Comment est-ce qu’on aborde une muse ? se demandait Marius. Comment est-ce qu’on demande à une femme d’être l’inspiration d’une oeuvre ? « Madame, voudriez-vous être l’objet de mon tableau ? »
Il se racla la gorge, le murmura tout bas, gêné à l’idée qu’on le surprenne, qu’on l'entende alors qu’il faisait les cent pas dans la rue, en ce samedi matin d’été. En cette aube rose. Marius n’avait jamais fait ça, aborder une étrangère. Or, Marie n’était pas une étrangère, pensa-t-il. Marie était Marie. Elle lui était apparue non pas dans la rue, ce lieu neutre, mais derrière chez lui, près de sa fenêtre. Et parce qu’elle lui souriait, justement, il avait l’impression de la connaître.
Sourire n’était-ce pas embrasser ? C’était un mouvement de lèvres. C’était une volonté.
À la façon d’un comédien récitant le texte à apprendre, Marius préparait ses paroles, changeait de tonalité, reformulait en accentuant, en insistant sur l’interrogative.

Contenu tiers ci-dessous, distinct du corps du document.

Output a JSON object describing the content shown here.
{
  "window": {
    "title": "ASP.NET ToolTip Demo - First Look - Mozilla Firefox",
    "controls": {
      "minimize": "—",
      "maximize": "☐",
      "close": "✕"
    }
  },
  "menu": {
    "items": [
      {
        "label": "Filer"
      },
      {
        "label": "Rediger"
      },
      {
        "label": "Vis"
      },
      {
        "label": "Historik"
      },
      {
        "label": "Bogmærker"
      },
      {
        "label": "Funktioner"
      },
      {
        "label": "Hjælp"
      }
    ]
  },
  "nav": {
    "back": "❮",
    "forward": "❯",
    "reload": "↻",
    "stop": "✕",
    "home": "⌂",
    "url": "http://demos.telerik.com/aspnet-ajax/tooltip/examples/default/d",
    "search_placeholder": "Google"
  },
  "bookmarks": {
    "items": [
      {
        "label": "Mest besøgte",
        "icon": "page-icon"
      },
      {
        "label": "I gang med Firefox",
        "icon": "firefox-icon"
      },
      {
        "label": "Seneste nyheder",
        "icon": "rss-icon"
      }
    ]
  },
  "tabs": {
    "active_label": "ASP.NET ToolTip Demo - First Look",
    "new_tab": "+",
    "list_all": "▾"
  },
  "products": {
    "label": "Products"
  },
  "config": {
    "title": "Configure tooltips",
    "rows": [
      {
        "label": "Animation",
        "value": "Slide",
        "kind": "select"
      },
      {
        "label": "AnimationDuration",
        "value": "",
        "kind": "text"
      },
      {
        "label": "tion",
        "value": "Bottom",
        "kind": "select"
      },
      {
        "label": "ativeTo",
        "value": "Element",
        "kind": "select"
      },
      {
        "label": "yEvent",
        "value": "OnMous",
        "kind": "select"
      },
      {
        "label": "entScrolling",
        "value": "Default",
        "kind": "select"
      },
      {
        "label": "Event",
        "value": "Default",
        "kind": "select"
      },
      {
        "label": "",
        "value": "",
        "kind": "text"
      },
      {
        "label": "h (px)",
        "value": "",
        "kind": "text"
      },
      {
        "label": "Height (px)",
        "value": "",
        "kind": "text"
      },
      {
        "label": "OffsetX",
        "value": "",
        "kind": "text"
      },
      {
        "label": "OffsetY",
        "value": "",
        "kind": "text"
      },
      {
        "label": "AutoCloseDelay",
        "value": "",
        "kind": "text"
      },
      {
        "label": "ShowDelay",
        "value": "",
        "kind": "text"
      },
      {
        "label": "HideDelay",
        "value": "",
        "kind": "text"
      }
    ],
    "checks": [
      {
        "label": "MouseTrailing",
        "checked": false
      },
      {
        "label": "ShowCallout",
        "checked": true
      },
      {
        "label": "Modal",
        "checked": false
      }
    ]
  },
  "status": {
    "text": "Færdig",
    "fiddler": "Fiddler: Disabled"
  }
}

« Voulez-vous être ma muse ? » demanda-t-il, cette fois, plus fermement, face à l’interlocutrice qu’il imaginait. Mais personne ne lui donnait la réplique. Seul un piéton s’était retourné. Embarrassé, il était rentré chez lui.
En fin d’après-midi, il lambinait près du petit marché, au bout de la rue, là où des bières de tout acabit s’entassaient sur les tablettes. S’il voulait revoir Marie, c’est ce qu’il lui fallait faire, se procurer des canettes en grand nombre. Une murale avait été peinte sur l’un des côtés du bâtiment, pour empêcher les gens d’y laisser des tags et du vandalisme. L'œuvre réalisée par un graffiteur se voulait un rappel du passé, de ce que le vieux quartier avait été autrefois ; un lieu rassemblant les commerçants du coin, une petite boulangerie, une boucherie, un magasin général. Du moins, c’est ce que Marius s’était imaginé en observant la murale aux teintes délavées, vert-de-gris, jaune usé, bleu nostalgie.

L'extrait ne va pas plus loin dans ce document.